Beverly Erlebacher schreef
I've never seen "redcedar", only "red cedar", until this thread, FWIW.


As I noted above "redcedar" is a US term and has its stronghold in the
official documentation. In everything I have of the USFS (Forestry Service)
this is used, but my set of USFS-publications does not appear to extend
further back than 1948.


Government publications departments try to standardize their terms. When
I worked for the Ontario Geological Survey, I saw one of the geologists
in the elevator lobby one day looking exhausted. He had just come out of
a meeting in which an hour and a half had been spent arguing about whether
their publications should standardize on mudcracks, mud-cracks or mud cracks.
The most determined (or obnoxious) committee member tends to get his way in
these situations.

It is also in the field guides, both the Audubon and Peterson. Or to be
accurate: of the three Peterson guides, all by the same author, the modern
ones (Eastern, 1988, 1998 and Western Trees, 1992, 1998) use "redcedar",
while the old one (Trees and Shrubs, 1958, 1986) uses "red cedar". In
Western Trees the author notes that he would welcome Canoe-cedar instead of
Western redcedar.


And then conscientious private publications try to use the "standard" terms.
Meanwhile, ordinary people (and companies selling the lumber and products
made from it) tend to stick to older forms.

The average US-citizen uses "cedar" (when not used as a general category)
for Thuja plicata (western redcedar) and "aromatic cedar" for Juniperus
virginiana (eastern redcedar). The use of "cedar" is connected to the size
of the stands rather than to a particular tree.


Western red cedar is an important commercial species, widely used for
siding and outdoor applications like garden furniture, fences, decks
and utility poles. I don't know how big the two eastern species get
further south in their ranges, but up here (Ontario) they are small
trees, which make very knotty lumber. White cedar is mostly used for
fence posts and rails, and as a tall hedge or windbreak. A (white)
cedar swamp was once a big asset on a farm. I've only seen eastern red
cedar sold as short narrow boards for panelling closets, and maybe
small chunks for carving and other craft work, which you can hang in
closets or put in drawers to scent your clothes and deter moths.

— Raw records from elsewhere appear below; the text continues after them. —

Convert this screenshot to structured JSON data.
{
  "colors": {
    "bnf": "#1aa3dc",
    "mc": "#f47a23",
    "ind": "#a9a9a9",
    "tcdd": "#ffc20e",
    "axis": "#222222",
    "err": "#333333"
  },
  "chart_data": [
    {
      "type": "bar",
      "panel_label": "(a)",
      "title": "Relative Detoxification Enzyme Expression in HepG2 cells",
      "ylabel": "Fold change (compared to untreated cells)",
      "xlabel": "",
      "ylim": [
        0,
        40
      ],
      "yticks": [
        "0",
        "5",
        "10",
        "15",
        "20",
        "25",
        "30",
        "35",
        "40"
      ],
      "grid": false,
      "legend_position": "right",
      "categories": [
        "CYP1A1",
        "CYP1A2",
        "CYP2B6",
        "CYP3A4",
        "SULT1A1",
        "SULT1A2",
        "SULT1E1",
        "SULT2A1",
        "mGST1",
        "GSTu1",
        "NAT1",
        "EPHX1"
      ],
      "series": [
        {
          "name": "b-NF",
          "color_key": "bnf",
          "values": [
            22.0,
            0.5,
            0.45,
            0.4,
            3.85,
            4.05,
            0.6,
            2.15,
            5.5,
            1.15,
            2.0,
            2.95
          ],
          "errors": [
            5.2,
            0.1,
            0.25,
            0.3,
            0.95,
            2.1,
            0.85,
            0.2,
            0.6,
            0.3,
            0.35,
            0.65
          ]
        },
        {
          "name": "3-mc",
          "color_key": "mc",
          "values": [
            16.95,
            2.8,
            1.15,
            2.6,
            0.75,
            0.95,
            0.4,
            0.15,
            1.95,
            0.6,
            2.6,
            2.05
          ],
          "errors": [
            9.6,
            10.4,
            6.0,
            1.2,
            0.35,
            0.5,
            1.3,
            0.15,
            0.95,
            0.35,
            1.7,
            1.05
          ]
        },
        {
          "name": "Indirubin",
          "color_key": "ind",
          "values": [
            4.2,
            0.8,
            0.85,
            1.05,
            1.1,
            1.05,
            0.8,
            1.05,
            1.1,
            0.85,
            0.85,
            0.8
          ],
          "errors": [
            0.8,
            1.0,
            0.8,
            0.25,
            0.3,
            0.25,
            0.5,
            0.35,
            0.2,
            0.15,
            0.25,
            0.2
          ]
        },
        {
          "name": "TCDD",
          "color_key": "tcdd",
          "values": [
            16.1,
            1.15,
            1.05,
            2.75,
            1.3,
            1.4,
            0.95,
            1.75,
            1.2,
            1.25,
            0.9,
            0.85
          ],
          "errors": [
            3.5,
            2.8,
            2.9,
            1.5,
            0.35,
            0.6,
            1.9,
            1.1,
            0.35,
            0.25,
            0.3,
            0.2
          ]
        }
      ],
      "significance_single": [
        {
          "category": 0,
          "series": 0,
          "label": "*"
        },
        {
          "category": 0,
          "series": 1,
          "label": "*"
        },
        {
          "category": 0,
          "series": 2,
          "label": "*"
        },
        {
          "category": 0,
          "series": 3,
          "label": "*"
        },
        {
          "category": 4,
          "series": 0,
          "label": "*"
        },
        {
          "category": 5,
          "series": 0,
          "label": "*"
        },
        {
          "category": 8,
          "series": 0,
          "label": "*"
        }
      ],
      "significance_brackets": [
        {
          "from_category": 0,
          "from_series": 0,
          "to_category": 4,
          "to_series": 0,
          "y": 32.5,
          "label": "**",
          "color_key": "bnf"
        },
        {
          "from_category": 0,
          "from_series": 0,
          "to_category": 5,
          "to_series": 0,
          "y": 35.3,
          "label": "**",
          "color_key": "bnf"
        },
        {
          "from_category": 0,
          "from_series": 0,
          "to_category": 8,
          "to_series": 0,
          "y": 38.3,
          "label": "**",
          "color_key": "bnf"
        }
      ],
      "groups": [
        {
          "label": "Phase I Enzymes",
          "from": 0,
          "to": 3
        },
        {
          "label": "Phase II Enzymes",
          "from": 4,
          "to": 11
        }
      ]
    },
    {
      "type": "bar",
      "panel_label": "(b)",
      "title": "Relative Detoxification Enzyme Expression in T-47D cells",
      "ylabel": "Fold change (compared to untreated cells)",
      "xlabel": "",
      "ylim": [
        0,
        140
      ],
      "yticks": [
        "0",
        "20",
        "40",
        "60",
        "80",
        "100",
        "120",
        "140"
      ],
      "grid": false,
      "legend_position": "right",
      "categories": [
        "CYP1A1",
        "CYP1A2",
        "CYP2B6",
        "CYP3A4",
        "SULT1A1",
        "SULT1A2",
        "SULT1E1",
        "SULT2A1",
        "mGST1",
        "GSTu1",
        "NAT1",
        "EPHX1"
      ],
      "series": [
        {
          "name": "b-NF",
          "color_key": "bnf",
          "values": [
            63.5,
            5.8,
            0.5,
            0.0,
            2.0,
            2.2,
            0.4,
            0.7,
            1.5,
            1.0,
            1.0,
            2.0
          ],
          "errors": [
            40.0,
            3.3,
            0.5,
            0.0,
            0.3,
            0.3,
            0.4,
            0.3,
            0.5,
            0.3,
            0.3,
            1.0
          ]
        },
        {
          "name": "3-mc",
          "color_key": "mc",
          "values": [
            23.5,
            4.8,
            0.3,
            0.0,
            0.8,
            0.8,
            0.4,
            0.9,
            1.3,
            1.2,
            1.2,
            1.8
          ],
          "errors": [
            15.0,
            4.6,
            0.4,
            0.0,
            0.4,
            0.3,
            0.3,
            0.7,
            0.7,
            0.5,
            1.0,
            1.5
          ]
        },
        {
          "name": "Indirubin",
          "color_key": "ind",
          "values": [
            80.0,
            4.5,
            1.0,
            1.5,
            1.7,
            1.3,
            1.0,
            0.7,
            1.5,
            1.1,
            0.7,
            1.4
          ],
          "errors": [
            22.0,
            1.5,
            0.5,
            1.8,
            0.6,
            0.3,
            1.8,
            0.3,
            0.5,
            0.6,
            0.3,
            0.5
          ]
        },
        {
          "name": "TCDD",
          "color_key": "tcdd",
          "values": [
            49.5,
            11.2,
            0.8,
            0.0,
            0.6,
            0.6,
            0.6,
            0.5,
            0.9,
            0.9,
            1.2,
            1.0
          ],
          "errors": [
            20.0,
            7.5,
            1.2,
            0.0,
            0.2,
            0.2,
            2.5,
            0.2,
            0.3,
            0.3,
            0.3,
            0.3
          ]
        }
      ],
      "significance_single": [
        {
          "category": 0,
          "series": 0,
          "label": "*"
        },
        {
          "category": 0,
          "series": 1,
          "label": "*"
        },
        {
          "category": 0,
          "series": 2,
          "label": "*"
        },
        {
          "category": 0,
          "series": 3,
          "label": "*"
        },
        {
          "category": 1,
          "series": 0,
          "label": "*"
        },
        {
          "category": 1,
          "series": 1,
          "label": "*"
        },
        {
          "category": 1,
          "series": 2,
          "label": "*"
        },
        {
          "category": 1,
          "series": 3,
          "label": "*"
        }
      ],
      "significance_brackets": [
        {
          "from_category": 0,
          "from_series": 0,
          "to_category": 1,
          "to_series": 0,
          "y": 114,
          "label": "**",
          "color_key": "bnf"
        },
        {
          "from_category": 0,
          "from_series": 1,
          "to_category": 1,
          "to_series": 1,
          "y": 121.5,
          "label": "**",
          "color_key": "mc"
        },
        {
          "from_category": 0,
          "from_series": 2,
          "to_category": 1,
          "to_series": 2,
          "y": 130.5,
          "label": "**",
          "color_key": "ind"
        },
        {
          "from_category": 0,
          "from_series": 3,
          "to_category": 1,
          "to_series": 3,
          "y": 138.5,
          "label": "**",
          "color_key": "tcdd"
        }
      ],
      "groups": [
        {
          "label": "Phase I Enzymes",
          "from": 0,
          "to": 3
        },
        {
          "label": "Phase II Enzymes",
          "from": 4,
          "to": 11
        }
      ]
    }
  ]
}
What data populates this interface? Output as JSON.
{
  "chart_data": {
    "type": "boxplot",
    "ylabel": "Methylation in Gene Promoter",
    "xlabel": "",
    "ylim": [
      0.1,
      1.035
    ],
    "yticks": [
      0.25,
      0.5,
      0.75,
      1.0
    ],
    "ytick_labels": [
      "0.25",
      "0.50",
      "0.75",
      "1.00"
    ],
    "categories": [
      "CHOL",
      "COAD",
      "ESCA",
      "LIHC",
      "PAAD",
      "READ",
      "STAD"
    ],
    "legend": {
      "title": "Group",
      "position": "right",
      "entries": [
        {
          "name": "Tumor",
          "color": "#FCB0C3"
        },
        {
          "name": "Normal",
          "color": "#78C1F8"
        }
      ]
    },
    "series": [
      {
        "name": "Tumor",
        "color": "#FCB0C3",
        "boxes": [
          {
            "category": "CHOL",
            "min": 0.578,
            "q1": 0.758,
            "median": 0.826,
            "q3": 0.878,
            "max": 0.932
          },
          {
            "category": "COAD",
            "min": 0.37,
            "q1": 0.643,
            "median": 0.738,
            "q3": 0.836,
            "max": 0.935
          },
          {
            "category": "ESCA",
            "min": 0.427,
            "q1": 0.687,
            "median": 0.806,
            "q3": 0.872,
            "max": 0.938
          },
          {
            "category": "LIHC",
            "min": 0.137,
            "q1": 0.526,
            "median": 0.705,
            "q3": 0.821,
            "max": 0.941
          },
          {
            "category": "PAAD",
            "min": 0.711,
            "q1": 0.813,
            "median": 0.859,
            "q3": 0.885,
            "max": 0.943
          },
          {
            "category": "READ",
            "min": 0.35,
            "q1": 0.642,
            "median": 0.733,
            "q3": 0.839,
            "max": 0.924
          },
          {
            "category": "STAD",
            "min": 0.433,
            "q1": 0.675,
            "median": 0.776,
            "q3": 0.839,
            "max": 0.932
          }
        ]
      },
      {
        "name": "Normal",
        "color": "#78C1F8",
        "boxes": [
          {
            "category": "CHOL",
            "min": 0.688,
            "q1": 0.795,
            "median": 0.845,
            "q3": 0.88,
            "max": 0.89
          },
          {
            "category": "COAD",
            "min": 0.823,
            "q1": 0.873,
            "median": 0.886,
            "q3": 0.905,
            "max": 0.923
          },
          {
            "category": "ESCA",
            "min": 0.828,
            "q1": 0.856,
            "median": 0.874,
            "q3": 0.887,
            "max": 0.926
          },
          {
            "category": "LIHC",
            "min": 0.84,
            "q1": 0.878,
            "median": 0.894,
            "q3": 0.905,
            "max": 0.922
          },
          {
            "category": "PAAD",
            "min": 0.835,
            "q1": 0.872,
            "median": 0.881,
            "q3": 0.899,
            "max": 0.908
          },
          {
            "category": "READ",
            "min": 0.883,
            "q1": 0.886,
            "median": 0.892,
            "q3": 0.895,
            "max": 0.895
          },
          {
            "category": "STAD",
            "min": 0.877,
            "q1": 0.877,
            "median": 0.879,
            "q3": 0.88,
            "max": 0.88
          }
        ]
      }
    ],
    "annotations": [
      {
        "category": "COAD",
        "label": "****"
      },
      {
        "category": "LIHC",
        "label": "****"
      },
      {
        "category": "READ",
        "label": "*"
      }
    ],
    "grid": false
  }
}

I think I've only seen the term "aromatic red cedar" used in ads for
the lumber. I don't think I've ever heard it used in reference to the
tree.

Btw, in this climate, (white) cedar fence rails can last a century.

To call Thuja "arbor-vitae" goes back quite some time (perhaps long
enough for Mike Lyle's dictionaries to have captured usage? :^).


I see arborvitae (without the hyphen) used here mostly for cultivars used
as specimen trees or shrubs. The run-of-the-swamp forms are sold as
"cedar hedge" or "hedging cedars" by height, in quantities.

In Ontario, white cedar occurs both as dense pure stands in swamps, and
on very dry and shallow soils of abandoned fields. Eastern red cedar
is mostly found in the latter context, but almost exclusively around
the northeastern shores of Lake Ontario. You can see a lot of
virtually pure stands near Kingston where the soils are very shallow
over a Paleozoic limestone plain. Further north, and on the more
acidic soils overlaying Precambrian granites, it's white cedar all the way.